Cancer Epidemic?

We’ve been learning about epidemics this week, focusing on the way diseases cause epidemics through networks. We also learned ways in which these epidemics can be prevented. However, an article I found states that prosperity is what is causing a particular cancer epidemic in Latin America: “Latin America Threatened by Mounting Cancer Epidemic: Study” (source:

The article states:

A multinational team of researchers found the current state of cancer care and prevention in Latin America incompatible with the socioeconomic changes taking place in the region, where an increasingly urban populace faces mounting lifestyle-related cancer risks.

 Although cancer is not considered contagious, there are certain confirmed risk factors that will increase one’s chance of being diagnosed with cancer. In this case, prosperity is causing this region to imbibe in many cancer causing behaviors, such as drinking alcohol, smoking, eating until obese, and leading sedentary lives. Although this is extremely similar to the behaviors of Americans (who lead the world in obesity), and Latin Americans are less likely to contract cancer, they are twice as likely to die from it. This is due to their lack of preventative measures, lack of health care, and the patients seeking treatment too late.

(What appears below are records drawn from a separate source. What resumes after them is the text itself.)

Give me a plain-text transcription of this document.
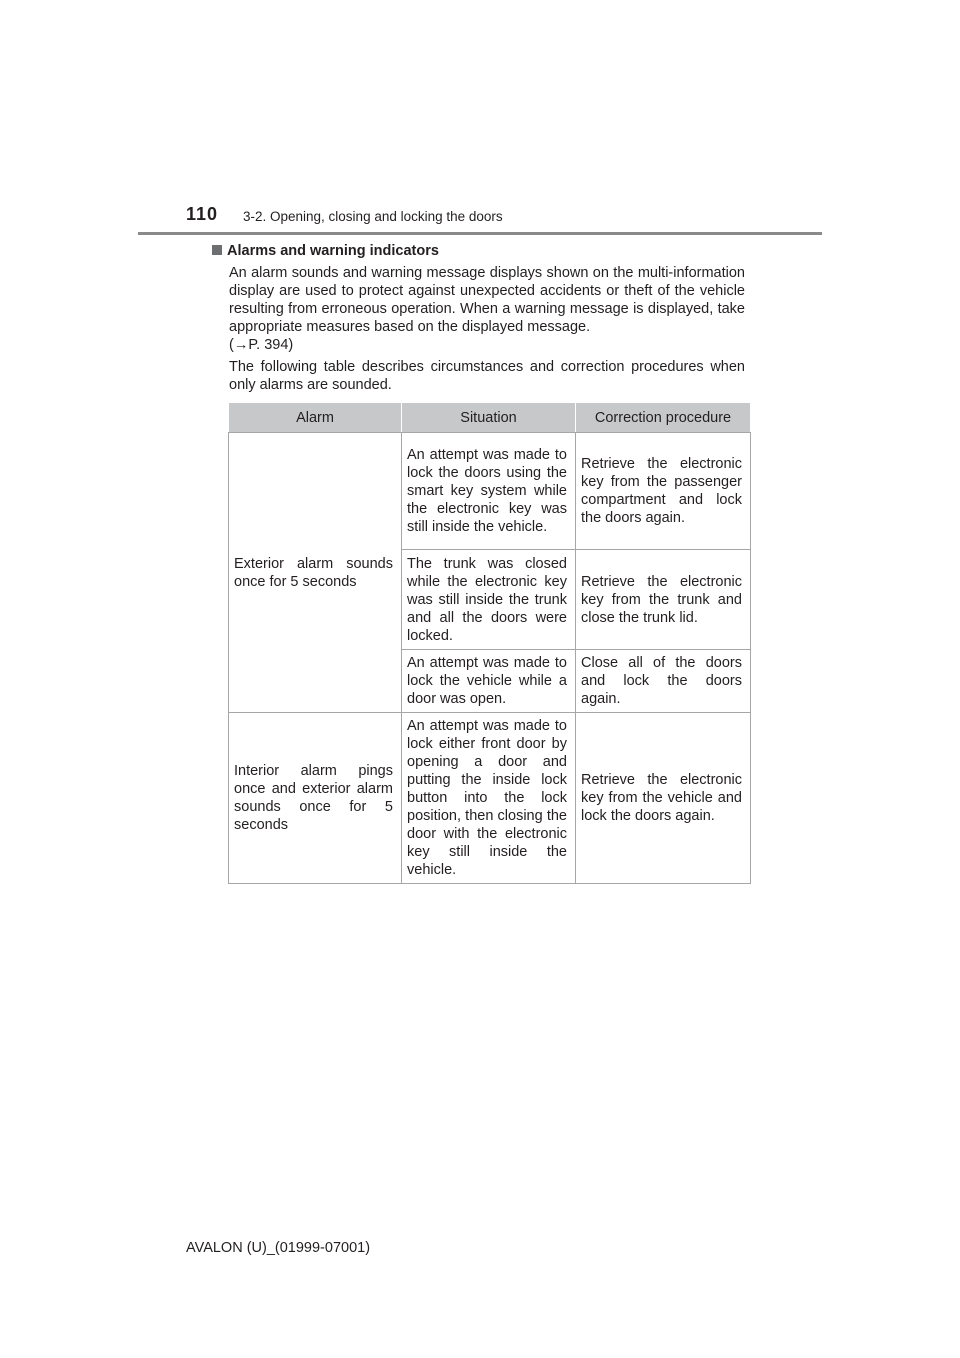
110 3-2. Opening, closing and locking the doors
Alarms and warning indicators

An alarm sounds and warning message displays shown on the multi-information display are used to protect against unexpected accidents or theft of the vehicle resulting from erroneous operation. When a warning message is displayed, take appropriate measures based on the displayed message.

(→P. 394)

The following table describes circumstances and correction procedures when only alarms are sounded.

Alarm	Situation	Correction procedure
Exterior alarm sounds once for 5 seconds	An attempt was made to lock the doors using the smart key system while the electronic key was still inside the vehicle.	Retrieve the electronic key from the passenger compartment and lock the doors again.
	The trunk was closed while the electronic key was still inside the trunk and all the doors were locked.	Retrieve the electronic key from the trunk and close the trunk lid.
	An attempt was made to lock the vehicle while a door was open.	Close all of the doors and lock the doors again.
Interior alarm pings once and exterior alarm sounds once for 5 seconds	An attempt was made to lock either front door by opening a door and putting the inside lock button into the lock position, then closing the door with the electronic key still inside the vehicle.	Retrieve the electronic key from the vehicle and lock the doors again.
AVALON (U)_(01999-07001)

The study recommended Latin American nations make major changes to their healthcare policies, such as dedicating more funds to public health, widening healthcare access so cancer patients can be treated earlier and developing better national cancer plans. It also envisions shifting funds away from costly end-stage cancer treatment toward palliative care.

 These are some of the ways that may help curb this ‘epidemic’, although this epidemic does not travel the way most diseases and epidemics do. The study calls for immediate change, otherwise it will be almost too expensive and deadly to deal with within a short span of just 10 to 15 years.